Guanine nucleotides drive ribosome biogenesis and glycolytic reprogramming in acute myeloid leukemia stem cells Open Access

• Venetoclax-resistant AML cells enhance ribosome biogenesis through guanine nucleotide biosynthesis, leading to glycolytic reprogramming.

• Guanine nucleotide-driven enhanced ribosome biogenesis represents a novel mutation-independent molecular mechanism suppressing TP53 in AML.
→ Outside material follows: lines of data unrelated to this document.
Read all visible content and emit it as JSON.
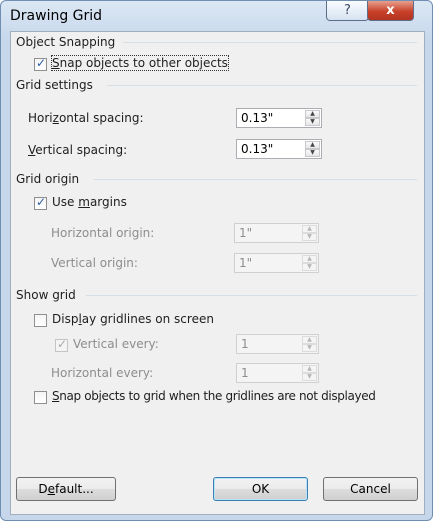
{
  "window": {
    "title": "Drawing Grid"
  },
  "titlebar": {
    "help_icon": "?",
    "close_icon": "x"
  },
  "object_snapping": {
    "heading": "Object Snapping",
    "snap_to_objects": {
      "label_pre": "",
      "label_u": "S",
      "label_post": "nap objects to other objects",
      "checked": true
    }
  },
  "grid_settings": {
    "heading": "Grid settings",
    "horizontal_spacing": {
      "label_pre": "Hori",
      "label_u": "z",
      "label_post": "ontal spacing:",
      "value": "0.13\""
    },
    "vertical_spacing": {
      "label_pre": "",
      "label_u": "V",
      "label_post": "ertical spacing:",
      "value": "0.13\""
    }
  },
  "grid_origin": {
    "heading": "Grid origin",
    "use_margins": {
      "label_pre": "Use ",
      "label_u": "m",
      "label_post": "argins",
      "checked": true
    },
    "horizontal_origin": {
      "label": "Horizontal origin:",
      "value": "1\""
    },
    "vertical_origin": {
      "label": "Vertical origin:",
      "value": "1\""
    }
  },
  "show_grid": {
    "heading": "Show grid",
    "display_gridlines": {
      "label_pre": "Disp",
      "label_u": "l",
      "label_post": "ay gridlines on screen",
      "checked": false
    },
    "vertical_every": {
      "label": "Vertical every:",
      "checked": true,
      "value": "1"
    },
    "horizontal_every": {
      "label": "Horizontal every:",
      "value": "1"
    },
    "snap_to_grid": {
      "label_pre": "",
      "label_u": "S",
      "label_post": "nap objects to grid when the gridlines are not displayed",
      "checked": false
    }
  },
  "buttons": {
    "default": {
      "label_pre": "D",
      "label_u": "e",
      "label_post": "fault..."
    },
    "ok": "OK",
    "cancel": "Cancel"
  },
  "arrows": {
    "up": "▲",
    "down": "▼"
  },
  "check_glyph": "✓"
}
Therapy resistance in acute myeloid leukemia (AML) remains a major clinical obstacle, particularly due to the persistence of leukemia stem cells (LSCs) capable of metabolic adaptation. While venetoclax (Ven) inhibits oxidative phosphorylation (OXPHOS), we found that Ven-resistant LSCs undergo glycolytic reprogramming to bypass OXPHOS inhibition. This metabolic shift is supported by enhanced ribosome biogenesis, sustained by upregulated de novo guanine nucleotide biosynthesis. Abundant guanine nucleotides suppress the impaired ribosome biogenesis checkpoint (IRBC), leading to TP53 destabilization and persistent MYC expression. Inhibition of inosine monophosphate dehydrogenases (IMPDH1/2) depletes guanine nucleotides, activates IRBC, stabilizes TP53, represses MYC, and impairs the metabolic shift to glycolysis. This metabolic rewiring disrupts LSC stemness and suppresses the reconstitution of human AML cells in xenotransplantation experiments. Notably, the suppression of LSC stemness was observed regardless of Ven resistance or the TP53 mutational status of AML cells. These findings reveal that mutation-independent TP53 inactivation is involved in resistant AML and suggest that targeting guanine nucleotide biosynthesis may offer a clinically actionable strategy to eradicate therapy-resistant LSCs.